El Caballero Encapuchado, Gabriel Androctus, no se mueve, como si fuera una estatua de ónice allá al final del campo del torneo. Finalmente, el heraldo lanza una mirada a Sir Robert y luego levanta la trompeta hasta sus labios. En ese momento Sir Gabriel coloca su lanza en posición de dispuesto. Los caballos empiezan a bambolearse hacia adelante, levantando con sus patas la tierra que tiran hacia atrás y comienza la última justa por la mano de Lady Enid di Caela.
*
*
Para dos Caballeros tan hábiles y consumados, el primer pase es de tanteo, y hasta resulta desgarbado. Androctus, sin duda intimidado por la reputación de su oponente, coloca a Sir Prosper y a su caballo entre los favoritos de aquellas justas, y Sir Prosper hace una finta torpe con su lanza, calculando distancias hasta el escudo del brazo derecho de su contrincante.

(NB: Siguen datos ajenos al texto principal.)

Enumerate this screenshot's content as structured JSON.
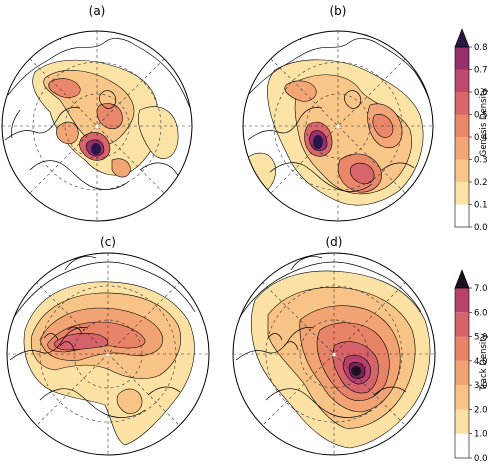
{
  "panels": [
    {
      "id": "a",
      "label": "(a)"
    },
    {
      "id": "b",
      "label": "(b)"
    },
    {
      "id": "c",
      "label": "(c)"
    },
    {
      "id": "d",
      "label": "(d)"
    }
  ],
  "colorbars": {
    "genesis": {
      "title": "Genesis Density",
      "ticks": [
        "0.0",
        "0.1",
        "0.2",
        "0.3",
        "0.4",
        "0.5",
        "0.6",
        "0.7",
        "0.8"
      ],
      "colors": [
        "#ffffff",
        "#fbe3a6",
        "#f8c688",
        "#f2a676",
        "#e9876a",
        "#d9666a",
        "#bf4a6d",
        "#98306e",
        "#6a1e66",
        "#2a1547"
      ]
    },
    "track": {
      "title": "Track Density",
      "ticks": [
        "0.0",
        "1.0",
        "2.0",
        "3.0",
        "4.0",
        "5.0",
        "6.0",
        "7.0"
      ],
      "colors": [
        "#ffffff",
        "#fbe1a3",
        "#f7c386",
        "#f1a374",
        "#e78468",
        "#d6626a",
        "#b8426c",
        "#7d2259",
        "#1c0f1e"
      ]
    }
  },
  "palette": {
    "ocean": "#ffffff",
    "coast": "#000000",
    "grid": "#333333"
  }
}
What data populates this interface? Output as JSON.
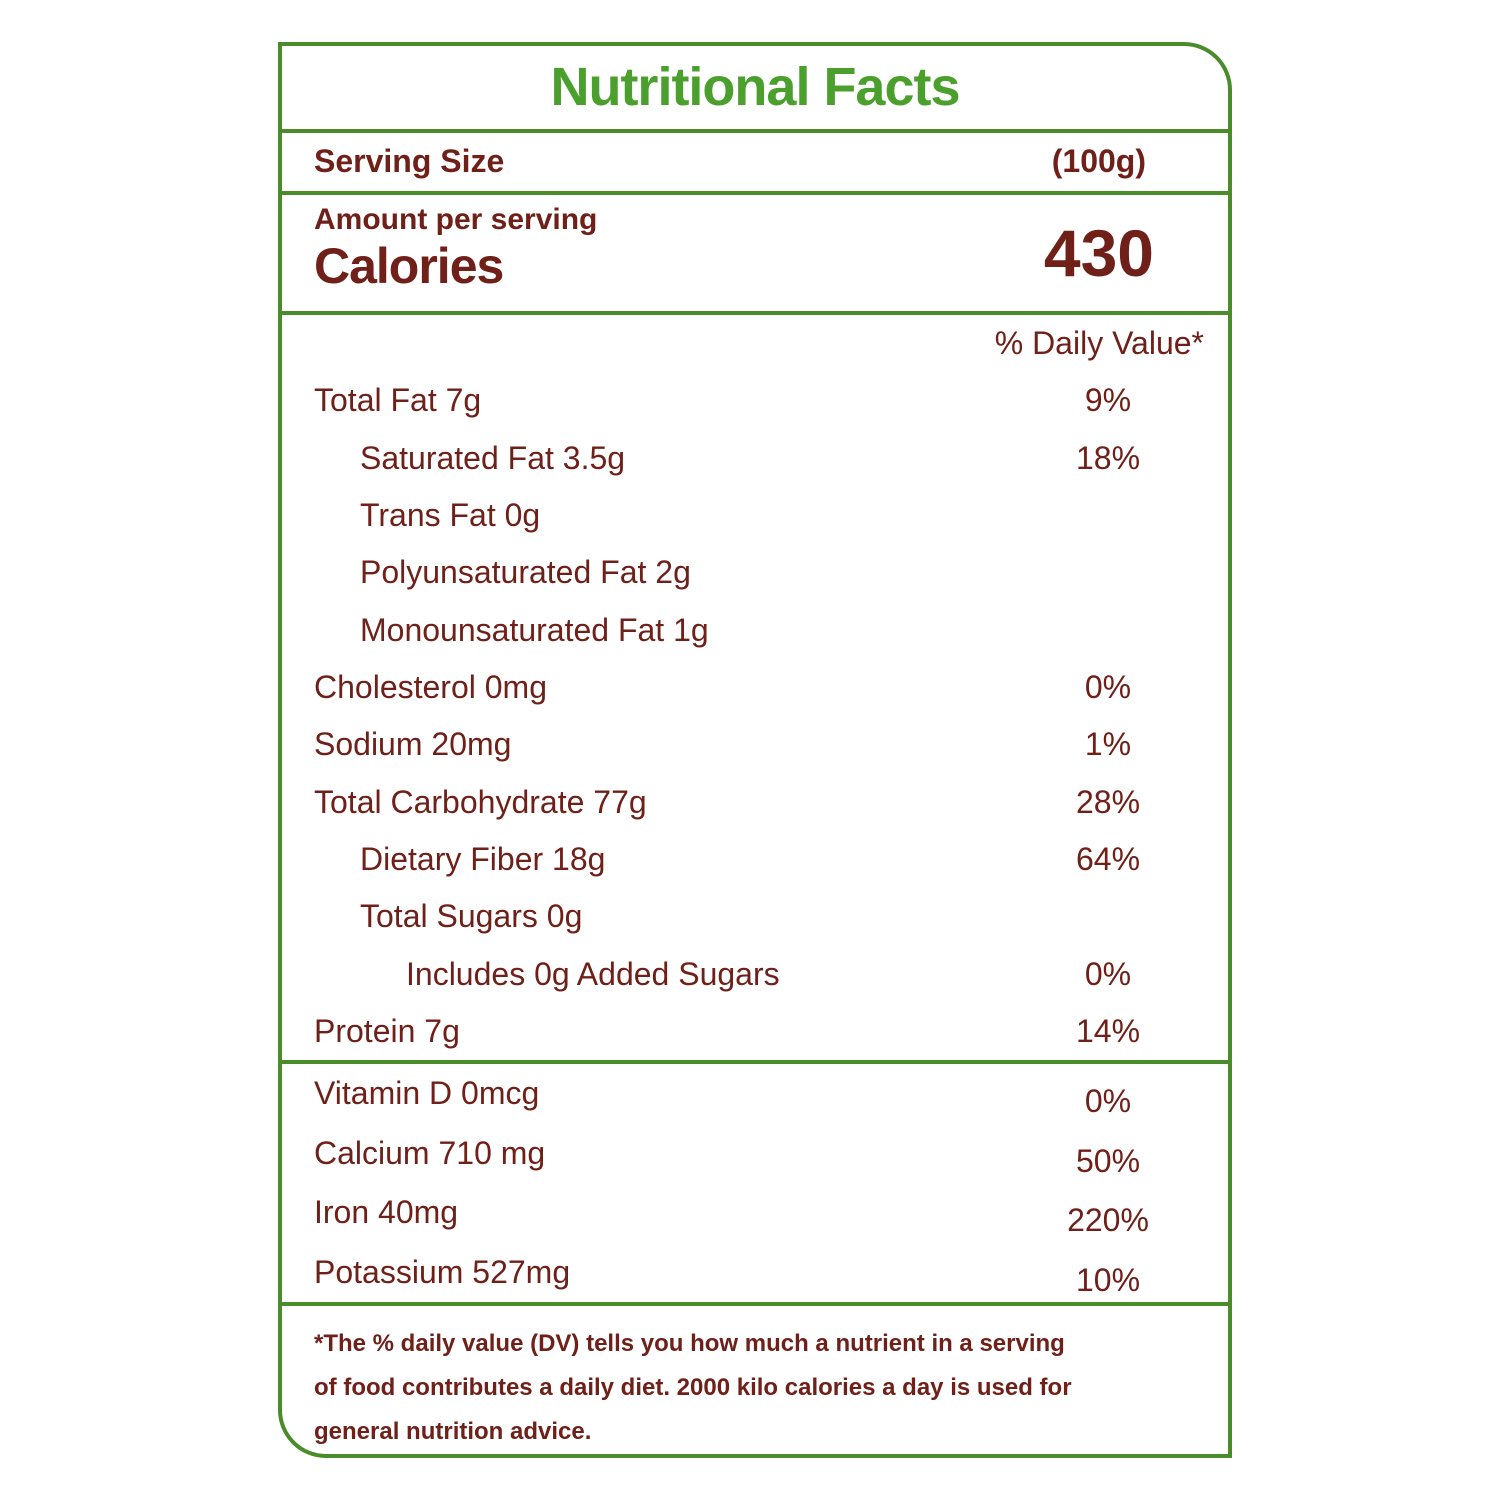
{
  "title": "Nutritional Facts",
  "serving": {
    "label": "Serving Size",
    "value": "(100g)"
  },
  "calories": {
    "amount_label": "Amount per serving",
    "label": "Calories",
    "value": "430"
  },
  "daily_value_header": "% Daily Value*",
  "nutrients": [
    {
      "label": "Total Fat 7g",
      "dv": "9%",
      "indent": 0
    },
    {
      "label": "Saturated Fat 3.5g",
      "dv": "18%",
      "indent": 1
    },
    {
      "label": "Trans Fat 0g",
      "dv": "",
      "indent": 1
    },
    {
      "label": "Polyunsaturated Fat 2g",
      "dv": "",
      "indent": 1
    },
    {
      "label": "Monounsaturated Fat 1g",
      "dv": "",
      "indent": 1
    },
    {
      "label": "Cholesterol 0mg",
      "dv": "0%",
      "indent": 0
    },
    {
      "label": "Sodium 20mg",
      "dv": "1%",
      "indent": 0
    },
    {
      "label": "Total Carbohydrate 77g",
      "dv": "28%",
      "indent": 0
    },
    {
      "label": "Dietary Fiber 18g",
      "dv": "64%",
      "indent": 1
    },
    {
      "label": "Total Sugars 0g",
      "dv": "",
      "indent": 1
    },
    {
      "label": "Includes 0g Added Sugars",
      "dv": "0%",
      "indent": 2
    },
    {
      "label": "Protein 7g",
      "dv": "14%",
      "indent": 0
    }
  ],
  "vitamins": [
    {
      "label": "Vitamin D 0mcg",
      "dv": "0%"
    },
    {
      "label": "Calcium 710 mg",
      "dv": "50%"
    },
    {
      "label": "Iron 40mg",
      "dv": "220%"
    },
    {
      "label": "Potassium 527mg",
      "dv": "10%"
    }
  ],
  "footnote": {
    "lines": [
      "*The % daily value (DV) tells you how much a nutrient in a serving",
      "of food contributes a daily diet. 2000 kilo calories a day is used for",
      "general nutrition advice."
    ]
  },
  "colors": {
    "green": "#4a8c29",
    "title_green": "#4ba02d",
    "text_maroon": "#6e2019",
    "background": "#ffffff"
  }
}
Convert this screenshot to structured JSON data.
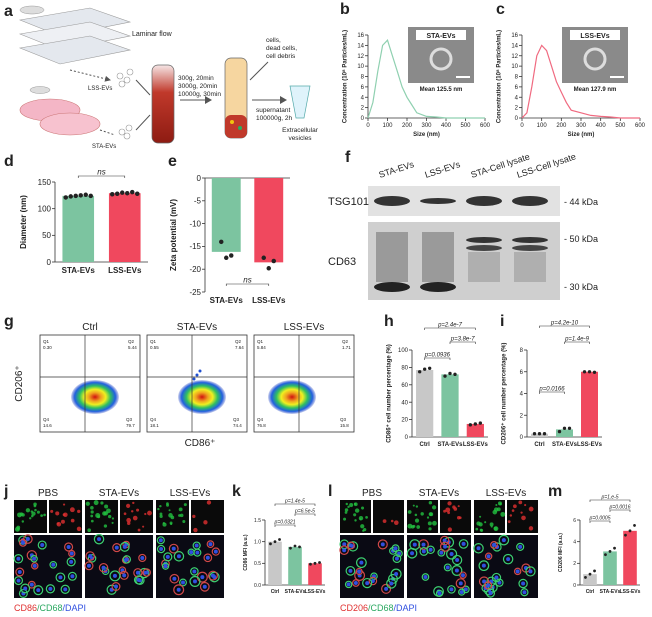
{
  "panel_labels": [
    "a",
    "b",
    "c",
    "d",
    "e",
    "f",
    "g",
    "h",
    "i",
    "j",
    "k",
    "l",
    "m"
  ],
  "schematic": {
    "flow": "Laminar flow",
    "lss": "LSS-EVs",
    "sta": "STA-EVs",
    "spin": [
      "300g, 20min",
      "3000g, 20min",
      "10000g, 30min"
    ],
    "waste": [
      "cells,",
      "dead cells,",
      "cell debris"
    ],
    "super": [
      "supernatant",
      "100000g, 2h"
    ],
    "product": [
      "Extracellular",
      "vesicles"
    ]
  },
  "chart_data": [
    {
      "type": "line",
      "ylabel": "Concentration (10⁸ Particles/mL)",
      "xlabel": "Size (nm)",
      "x": [
        0,
        25,
        50,
        75,
        100,
        125,
        150,
        175,
        200,
        225,
        250,
        300,
        350,
        400,
        450,
        500,
        550,
        600
      ],
      "values": [
        0,
        3,
        9,
        14,
        15,
        12,
        9,
        6,
        4,
        2.5,
        1,
        0.3,
        0.2,
        0,
        0,
        0,
        0,
        0
      ],
      "color": "#8fd0b0",
      "xlim": [
        0,
        600
      ],
      "xticks": [
        0,
        100,
        200,
        300,
        400,
        500,
        600
      ],
      "ylim": [
        0,
        16
      ],
      "yticks": [
        0,
        2,
        4,
        6,
        8,
        10,
        12,
        14,
        16
      ],
      "inset_title": "STA-EVs",
      "inset_color": "#6cc49b",
      "inset_mean": "Mean 125.5 nm"
    },
    {
      "type": "line",
      "ylabel": "Concentration (10⁸ Particles/mL)",
      "xlabel": "Size (nm)",
      "x": [
        0,
        25,
        50,
        75,
        100,
        125,
        150,
        175,
        200,
        225,
        250,
        300,
        350,
        400,
        450,
        500,
        550,
        600
      ],
      "values": [
        0,
        1,
        6,
        12,
        14,
        13,
        10,
        7,
        5,
        3,
        1.5,
        1,
        0.5,
        0.3,
        0.2,
        0,
        0,
        0
      ],
      "color": "#f06a80",
      "xlim": [
        0,
        600
      ],
      "xticks": [
        0,
        100,
        200,
        300,
        400,
        500,
        600
      ],
      "ylim": [
        0,
        16
      ],
      "yticks": [
        0,
        2,
        4,
        6,
        8,
        10,
        12,
        14,
        16
      ],
      "inset_title": "LSS-EVs",
      "inset_color": "#f0485e",
      "inset_mean": "Mean 127.9 nm"
    },
    {
      "type": "bar",
      "ylabel": "Diameter (nm)",
      "categories": [
        "STA-EVs",
        "LSS-EVs"
      ],
      "values": [
        124,
        129
      ],
      "colors": [
        "#7cc4a0",
        "#f0485e"
      ],
      "points": [
        [
          121,
          123,
          124,
          125,
          126,
          124
        ],
        [
          127,
          128,
          130,
          129,
          131,
          128
        ]
      ],
      "ylim": [
        0,
        150
      ],
      "yticks": [
        0,
        50,
        100,
        150
      ],
      "annotations": [
        "ns"
      ]
    },
    {
      "type": "bar",
      "ylabel": "Zeta potential (mV)",
      "categories": [
        "STA-EVs",
        "LSS-EVs"
      ],
      "values": [
        -16.2,
        -18.5
      ],
      "colors": [
        "#7cc4a0",
        "#f0485e"
      ],
      "points": [
        [
          -14,
          -17.5,
          -17
        ],
        [
          -17.5,
          -19.8,
          -18.2
        ]
      ],
      "ylim": [
        -25,
        0
      ],
      "yticks": [
        -25,
        -20,
        -15,
        -10,
        -5,
        0
      ],
      "annotations": [
        "ns"
      ]
    },
    {
      "type": "bar",
      "ylabel": "CD86⁺ cell number percentage (%)",
      "categories": [
        "Ctrl",
        "STA-EVs",
        "LSS-EVs"
      ],
      "values": [
        77,
        72,
        15
      ],
      "colors": [
        "#c8c8c8",
        "#7cc4a0",
        "#f0485e"
      ],
      "points": [
        [
          75,
          78,
          79
        ],
        [
          70,
          73,
          72
        ],
        [
          14,
          15,
          16
        ]
      ],
      "ylim": [
        0,
        100
      ],
      "yticks": [
        0,
        20,
        40,
        60,
        80,
        100
      ],
      "annotations": [
        "p=2.4e-7",
        "p=3.8e-7",
        "p=0.0936"
      ]
    },
    {
      "type": "bar",
      "ylabel": "CD206⁺ cell number percentage (%)",
      "categories": [
        "Ctrl",
        "STA-EVs",
        "LSS-EVs"
      ],
      "values": [
        0.3,
        0.7,
        6.0
      ],
      "colors": [
        "#c8c8c8",
        "#7cc4a0",
        "#f0485e"
      ],
      "points": [
        [
          0.3,
          0.3,
          0.3
        ],
        [
          0.5,
          0.8,
          0.8
        ],
        [
          6.0,
          6.0,
          5.95
        ]
      ],
      "ylim": [
        0,
        8
      ],
      "yticks": [
        0,
        2,
        4,
        6,
        8
      ],
      "annotations": [
        "p=4.2e-10",
        "p=1.4e-9",
        "p=0.0166"
      ]
    },
    {
      "type": "bar",
      "ylabel": "CD86 MFI (a.u.)",
      "categories": [
        "Ctrl",
        "STA-EVs",
        "LSS-EVs"
      ],
      "values": [
        1.0,
        0.88,
        0.5
      ],
      "colors": [
        "#c8c8c8",
        "#7cc4a0",
        "#f0485e"
      ],
      "points": [
        [
          0.95,
          1.0,
          1.05
        ],
        [
          0.85,
          0.9,
          0.88
        ],
        [
          0.48,
          0.5,
          0.52
        ]
      ],
      "ylim": [
        0,
        1.5
      ],
      "yticks": [
        {
          "value": 0,
          "label": "0.0"
        },
        {
          "value": 0.5,
          "label": "0.5"
        },
        {
          "value": 1,
          "label": "1.0"
        },
        {
          "value": 1.5,
          "label": "1.5"
        }
      ],
      "annotations": [
        "p=1.4e-5",
        "p=6.5e-5",
        "p=0.0321"
      ]
    },
    {
      "type": "bar",
      "ylabel": "CD206 MFI (a.u.)",
      "categories": [
        "Ctrl",
        "STA-EVs",
        "LSS-EVs"
      ],
      "values": [
        1.0,
        3.1,
        5.0
      ],
      "colors": [
        "#c8c8c8",
        "#7cc4a0",
        "#f0485e"
      ],
      "points": [
        [
          0.7,
          1.0,
          1.3
        ],
        [
          2.8,
          3.1,
          3.4
        ],
        [
          4.6,
          5.0,
          5.5
        ]
      ],
      "ylim": [
        0,
        6
      ],
      "yticks": [
        0,
        2,
        4,
        6
      ],
      "annotations": [
        "p=1.e-5",
        "p=0.0016",
        "p=0.0005"
      ]
    }
  ],
  "blot": {
    "lanes": [
      "STA-EVs",
      "LSS-EVs",
      "STA-Cell lysate",
      "LSS-Cell lysate"
    ],
    "proteins": [
      "TSG101",
      "CD63"
    ],
    "markers": [
      "- 44 kDa",
      "- 50 kDa",
      "- 30 kDa"
    ]
  },
  "flow": {
    "ylabel": "CD206⁺",
    "xlabel": "CD86⁺",
    "panels": [
      {
        "title": "Ctrl",
        "quadrants": [
          [
            "Q1",
            "0.30"
          ],
          [
            "Q2",
            "5.44"
          ],
          [
            "Q4",
            "14.6"
          ],
          [
            "Q3",
            "79.7"
          ]
        ]
      },
      {
        "title": "STA-EVs",
        "quadrants": [
          [
            "Q1",
            "0.55"
          ],
          [
            "Q2",
            "7.64"
          ],
          [
            "Q4",
            "18.1"
          ],
          [
            "Q3",
            "74.4"
          ]
        ]
      },
      {
        "title": "LSS-EVs",
        "quadrants": [
          [
            "Q1",
            "5.84"
          ],
          [
            "Q2",
            "1.71"
          ],
          [
            "Q4",
            "76.8"
          ],
          [
            "Q3",
            "15.8"
          ]
        ]
      }
    ]
  },
  "microscopy": [
    {
      "columns": [
        "PBS",
        "STA-EVs",
        "LSS-EVs"
      ],
      "caption": [
        "CD86",
        "/CD68",
        "/DAPI"
      ]
    },
    {
      "columns": [
        "PBS",
        "STA-EVs",
        "LSS-EVs"
      ],
      "caption": [
        "CD206",
        "/CD68",
        "/DAPI"
      ]
    }
  ]
}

Hombres menos expertos hubieran dejado al descubierto sus fallos en el primer pase, intentando torpemente hacer tambalearse a sus oponentes inmediatamente, con un golpe precipitado y obvio. Pero, con aplomo y paciencia —lo que los Caballeros más viejos dirían
científicamente-
-
,
vuelven a pasar otra vez Sir Gabriel y Sir Prosper y luego otra vez. En el cuarto pase la lanza toca el escudo. Los Caballeros más viejos y más experimentados, Sir Robert y Sir Ramiro incluidos, se acomodan bien, a la espera de una larga tarde.
Incluso el más viejo y veterano de los Caballeros se sorprende con el siguiente pase. Es como si cada uno de aquellos hombres descubriera un fallo en las defensas del otro y lo aprovechara sin dilación. Al quinto pase las lanzas se astillan. Sir Prosper golpea el escudo de Sir Androctus de frente, y esto hace que el Caballero Encapuchado se tambalee hacia el flanco derecho en su caballo. Su pie se enreda en el estribo, el caballo lo arrastra unos metros y por fin se libera del caballo y con mucha dificultad se pone en pie.
La lanza de Sir Gabriel ha golpeado a su vez de frente el escudo de Sir Prosper y, como en aquel desgraciado lance de Sir Orban, va buscando el peto del Caballero que arremete. Pero Sir Prosper, aunque más viejo, es más rápido que su camarada fallecido en combate: un veloz giro hacia la izquierda esquiva la punta protegida de la lanza, que pasa a su lado como si fuera un meteorito. Queda tumbado en medio del campo del torneo, ya que aquel brusco movimiento le ha hecho perder el equilibrio. Ahora, ayudándose con la barandilla, se pone de pie con dificultad.